Introduction#

This document outlines a software reference guide intended to help NVIDIA Cloud Partners (NCPs), Cloud Service Providers (CSPs), and Independent Software Vendors (ISVs) build AI cloud services on NCP hardware platforms. It presents an infrastructure-native Northstar reference that supports multi-tenancy and elastic resource allocation.

As inference workloads grow in importance, organizations increasingly require fungible compute resources that can dynamically satisfy multi-tenant training and inference workloads. This shift has driven the need for a cloud-native approach to building and operating AI service stacks.

This document describes how to build such a solution using Kubernetes and modern AI Platform-as-a-Service (PaaS) offerings. The document also provides guidance on optimizing the performance of AI inference and training within a virtualized environment, where workloads can run on either shared or dedicated physical hosts.

Built on top of the NCP Hardware Reference Design, the architecture stack follows a layered approach:

Infrastructure-as-a-Service (IaaS) for bare metal and virtual machine provisioning
Container-as-a-Service (CaaS) with managed Kubernetes
AI Platform-as-a-Service (PaaS) for tenant-facing AI workloads

The layered design enables NCPs to deliver dynamic, multi-tenant AI services competitive with hyperscale cloud service providers. The architecture is infrastructure-native; compute, storage, and networking resources are allocated in an on-demand model rather than statically provisioned.

NCPs can work with an ecosystem of integrated services vendors (ISVs) or implement open-source tools to deliver security and workload isolation. This enables the operation of a concurrent multitenant private cloud that leverages the performance-optimized stack outlined in this reference architecture. NVIDIA certifies the performance of third-party solutions so that NCPs can confidently choose their partner of choice.

Document Structure#

The document is organized into two sections:

NCP Software Reference Guide: Describes a layered multi-tenant AI cloud architecture, covering the capabilities that are desired at each layer; IaaS, CaaS, and PaaS. Considerations for network management, workload isolation, observability, and break-fix are mentioned.
Key Software Components: Provides detailed information on NVIDIA-provided software addressing specific capabilities mentioned in the Software Reference Architecture section. Each entry explains the software component and maps it back to the architectural capabilities. The use of software provided by NVIDIA is optional and depends on architectural decisions.

Audience and Scope#

This document is a reference guide, not an implementation manual. It describes capabilities required at each layer and identifies where software provided by NVIDIA may be integrated.

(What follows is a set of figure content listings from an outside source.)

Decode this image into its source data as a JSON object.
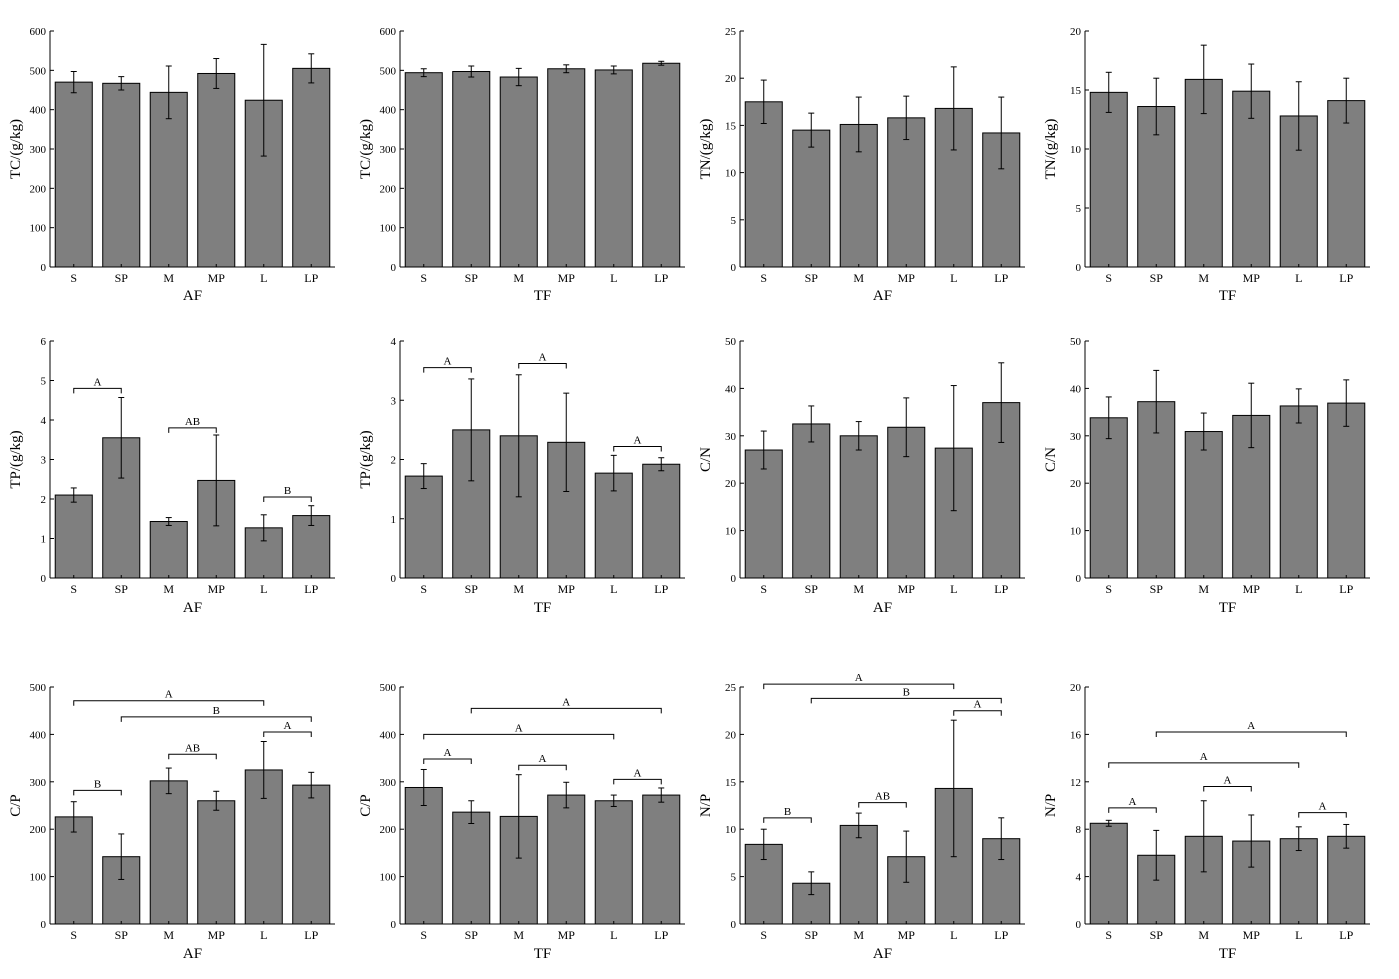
{
  "chart_data": [
    {
      "type": "bar",
      "categories": [
        "S",
        "SP",
        "M",
        "MP",
        "L",
        "LP"
      ],
      "values": [
        470,
        467,
        444,
        492,
        424,
        505
      ],
      "errors": [
        27,
        17,
        67,
        38,
        142,
        37
      ],
      "xlabel": "AF",
      "ylabel": "TC/(g/kg)",
      "ylim": [
        0,
        600
      ],
      "yticks": [
        0,
        100,
        200,
        300,
        400,
        500,
        600
      ],
      "annotations": []
    },
    {
      "type": "bar",
      "categories": [
        "S",
        "SP",
        "M",
        "MP",
        "L",
        "LP"
      ],
      "values": [
        494,
        497,
        483,
        504,
        501,
        518
      ],
      "errors": [
        10,
        14,
        22,
        10,
        10,
        5
      ],
      "xlabel": "TF",
      "ylabel": "TC/(g/kg)",
      "ylim": [
        0,
        600
      ],
      "yticks": [
        0,
        100,
        200,
        300,
        400,
        500,
        600
      ],
      "annotations": []
    },
    {
      "type": "bar",
      "categories": [
        "S",
        "SP",
        "M",
        "MP",
        "L",
        "LP"
      ],
      "values": [
        17.5,
        14.5,
        15.1,
        15.8,
        16.8,
        14.2
      ],
      "errors": [
        2.3,
        1.8,
        2.9,
        2.3,
        4.4,
        3.8
      ],
      "xlabel": "AF",
      "ylabel": "TN/(g/kg)",
      "ylim": [
        0,
        25
      ],
      "yticks": [
        0,
        5,
        10,
        15,
        20,
        25
      ],
      "annotations": []
    },
    {
      "type": "bar",
      "categories": [
        "S",
        "SP",
        "M",
        "MP",
        "L",
        "LP"
      ],
      "values": [
        14.8,
        13.6,
        15.9,
        14.9,
        12.8,
        14.1
      ],
      "errors": [
        1.7,
        2.4,
        2.9,
        2.3,
        2.9,
        1.9
      ],
      "xlabel": "TF",
      "ylabel": "TN/(g/kg)",
      "ylim": [
        0,
        20
      ],
      "yticks": [
        0,
        5,
        10,
        15,
        20
      ],
      "annotations": []
    },
    {
      "type": "bar",
      "categories": [
        "S",
        "SP",
        "M",
        "MP",
        "L",
        "LP"
      ],
      "values": [
        2.1,
        3.55,
        1.43,
        2.47,
        1.27,
        1.58
      ],
      "errors": [
        0.18,
        1.02,
        0.1,
        1.15,
        0.33,
        0.25
      ],
      "xlabel": "AF",
      "ylabel": "TP/(g/kg)",
      "ylim": [
        0,
        6
      ],
      "yticks": [
        0,
        1,
        2,
        3,
        4,
        5,
        6
      ],
      "annotations": [
        {
          "text": "A",
          "from": 0,
          "to": 1,
          "level": 4.8
        },
        {
          "text": "AB",
          "from": 2,
          "to": 3,
          "level": 3.8
        },
        {
          "text": "B",
          "from": 4,
          "to": 5,
          "level": 2.05
        }
      ]
    },
    {
      "type": "bar",
      "categories": [
        "S",
        "SP",
        "M",
        "MP",
        "L",
        "LP"
      ],
      "values": [
        1.72,
        2.5,
        2.4,
        2.29,
        1.77,
        1.92
      ],
      "errors": [
        0.21,
        0.86,
        1.03,
        0.83,
        0.3,
        0.11
      ],
      "xlabel": "TF",
      "ylabel": "TP/(g/kg)",
      "ylim": [
        0,
        4
      ],
      "yticks": [
        0,
        1,
        2,
        3,
        4
      ],
      "annotations": [
        {
          "text": "A",
          "from": 0,
          "to": 1,
          "level": 3.55
        },
        {
          "text": "A",
          "from": 2,
          "to": 3,
          "level": 3.62
        },
        {
          "text": "A",
          "from": 4,
          "to": 5,
          "level": 2.22
        }
      ]
    },
    {
      "type": "bar",
      "categories": [
        "S",
        "SP",
        "M",
        "MP",
        "L",
        "LP"
      ],
      "values": [
        27,
        32.5,
        30,
        31.8,
        27.4,
        37
      ],
      "errors": [
        4,
        3.8,
        3,
        6.2,
        13.2,
        8.4
      ],
      "xlabel": "AF",
      "ylabel": "C/N",
      "ylim": [
        0,
        50
      ],
      "yticks": [
        0,
        10,
        20,
        30,
        40,
        50
      ],
      "annotations": []
    },
    {
      "type": "bar",
      "categories": [
        "S",
        "SP",
        "M",
        "MP",
        "L",
        "LP"
      ],
      "values": [
        33.8,
        37.2,
        30.9,
        34.3,
        36.3,
        36.9
      ],
      "errors": [
        4.4,
        6.6,
        3.9,
        6.8,
        3.6,
        4.9
      ],
      "xlabel": "TF",
      "ylabel": "C/N",
      "ylim": [
        0,
        50
      ],
      "yticks": [
        0,
        10,
        20,
        30,
        40,
        50
      ],
      "annotations": []
    },
    {
      "type": "bar",
      "categories": [
        "S",
        "SP",
        "M",
        "MP",
        "L",
        "LP"
      ],
      "values": [
        226,
        142,
        302,
        260,
        325,
        293
      ],
      "errors": [
        32,
        48,
        27,
        20,
        60,
        27
      ],
      "xlabel": "AF",
      "ylabel": "C/P",
      "ylim": [
        0,
        500
      ],
      "yticks": [
        0,
        100,
        200,
        300,
        400,
        500
      ],
      "annotations": [
        {
          "text": "B",
          "from": 0,
          "to": 1,
          "level": 282
        },
        {
          "text": "AB",
          "from": 2,
          "to": 3,
          "level": 358
        },
        {
          "text": "A",
          "from": 4,
          "to": 5,
          "level": 405
        },
        {
          "text": "B",
          "from": 1,
          "to": 5,
          "level": 437
        },
        {
          "text": "A",
          "from": 0,
          "to": 4,
          "level": 471
        }
      ]
    },
    {
      "type": "bar",
      "categories": [
        "S",
        "SP",
        "M",
        "MP",
        "L",
        "LP"
      ],
      "values": [
        288,
        236,
        227,
        272,
        260,
        272
      ],
      "errors": [
        38,
        24,
        88,
        27,
        12,
        15
      ],
      "xlabel": "TF",
      "ylabel": "C/P",
      "ylim": [
        0,
        500
      ],
      "yticks": [
        0,
        100,
        200,
        300,
        400,
        500
      ],
      "annotations": [
        {
          "text": "A",
          "from": 0,
          "to": 1,
          "level": 348
        },
        {
          "text": "A",
          "from": 2,
          "to": 3,
          "level": 335
        },
        {
          "text": "A",
          "from": 4,
          "to": 5,
          "level": 305
        },
        {
          "text": "A",
          "from": 0,
          "to": 4,
          "level": 400
        },
        {
          "text": "A",
          "from": 1,
          "to": 5,
          "level": 455
        }
      ]
    },
    {
      "type": "bar",
      "categories": [
        "S",
        "SP",
        "M",
        "MP",
        "L",
        "LP"
      ],
      "values": [
        8.4,
        4.3,
        10.4,
        7.1,
        14.3,
        9.0
      ],
      "errors": [
        1.6,
        1.2,
        1.3,
        2.7,
        7.2,
        2.2
      ],
      "xlabel": "AF",
      "ylabel": "N/P",
      "ylim": [
        0,
        25
      ],
      "yticks": [
        0,
        5,
        10,
        15,
        20,
        25
      ],
      "annotations": [
        {
          "text": "B",
          "from": 0,
          "to": 1,
          "level": 11.2
        },
        {
          "text": "AB",
          "from": 2,
          "to": 3,
          "level": 12.8
        },
        {
          "text": "A",
          "from": 4,
          "to": 5,
          "level": 22.5
        },
        {
          "text": "B",
          "from": 1,
          "to": 5,
          "level": 23.8
        },
        {
          "text": "A",
          "from": 0,
          "to": 4,
          "level": 25.3
        }
      ]
    },
    {
      "type": "bar",
      "categories": [
        "S",
        "SP",
        "M",
        "MP",
        "L",
        "LP"
      ],
      "values": [
        8.5,
        5.8,
        7.4,
        7.0,
        7.2,
        7.4
      ],
      "errors": [
        0.25,
        2.1,
        3.0,
        2.2,
        1.0,
        1.0
      ],
      "xlabel": "TF",
      "ylabel": "N/P",
      "ylim": [
        0,
        20
      ],
      "yticks": [
        0,
        4,
        8,
        12,
        16,
        20
      ],
      "annotations": [
        {
          "text": "A",
          "from": 0,
          "to": 1,
          "level": 9.8
        },
        {
          "text": "A",
          "from": 2,
          "to": 3,
          "level": 11.6
        },
        {
          "text": "A",
          "from": 4,
          "to": 5,
          "level": 9.4
        },
        {
          "text": "A",
          "from": 0,
          "to": 4,
          "level": 13.6
        },
        {
          "text": "A",
          "from": 1,
          "to": 5,
          "level": 16.2
        }
      ]
    }
  ]
}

NCPs: Use this as a checklist of capabilities needed for operating a multi-tenant AI Cloud service. Each section describes what key capabilities are desired in each layer. This reference can be used to assess your current software offering stack to identify gaps and make informed build and buy decisions.
ISVs: Map your software offerings to this layered architecture framework. The NVIDIA software identified in each section represents integration points and complementary components for your provided solutions.

User Personas#

User personas listed in the table below are the roles that interact with, administer, or use the system implemented using the NCP Software Reference Guide.

User Personas#
Persona	Definition
Vendor	This is NVIDIA or a third-party provider of software, hardware, or services that are integrated into the NCP offering.
Operator	The entity that owns and operates (physical and virtual) infrastructure in an NCP deployment. This entity is responsible for IaaS/CaaS/PaaS platform services, tenant isolation, security, and break-fix operations.
Tenant	The entity that consumes resources within a cluster and represents a customer of the NCP. Tenants purchase services from the NCP and either directly consume NCP-provided services or build services on top of them. Tenants include two types of users: Tenant Administrators and Tenant End Users.
Administrators	Tenant Administrators are responsible for managing the tenant’s services on top of the NCP’s platform.
End User	Tenant End Users represent the customers of the tenant. An end user can also be a user within the tenant organization (for example, an employee). This group includes AI practitioners (ML Engineers, Data Scientists) who develop and deploy models, or application users who consume AI-powered services.

Terms and Definitions#

Terms and definitions in this document are defined in the table below.

Terms and Definitions#
Term	Definition
NVIDIA Cloud Partner (NCP)	An NVIDIA partner who leverages the NVIDIA platform to build data centers and offer AI cloud services.
Kubernetes as a Service (KaaS)	An automated mechanism to quickly stand-up K8s clusters for end customers.
Concurrent multitenancy	Scenarios where more than one tenant has access (directly or indirectly) / is active on a physical host at any point in time.
Worker host	A bare metal server that forms the foundation for the control plane as well as worker hosts.
Worker node	A virtualized compute resource on a physical host, commonly called “Guest Virtual Machine”. The worker node is the resource that is used by tenants to execute their workloads.
Shared host	A worker host that is shared between two tenants (concurrent multitenancy on the host).
Dedicated control plane	A K8s control plane (or similar) that operates workloads of one tenant and one tenant only within the cluster.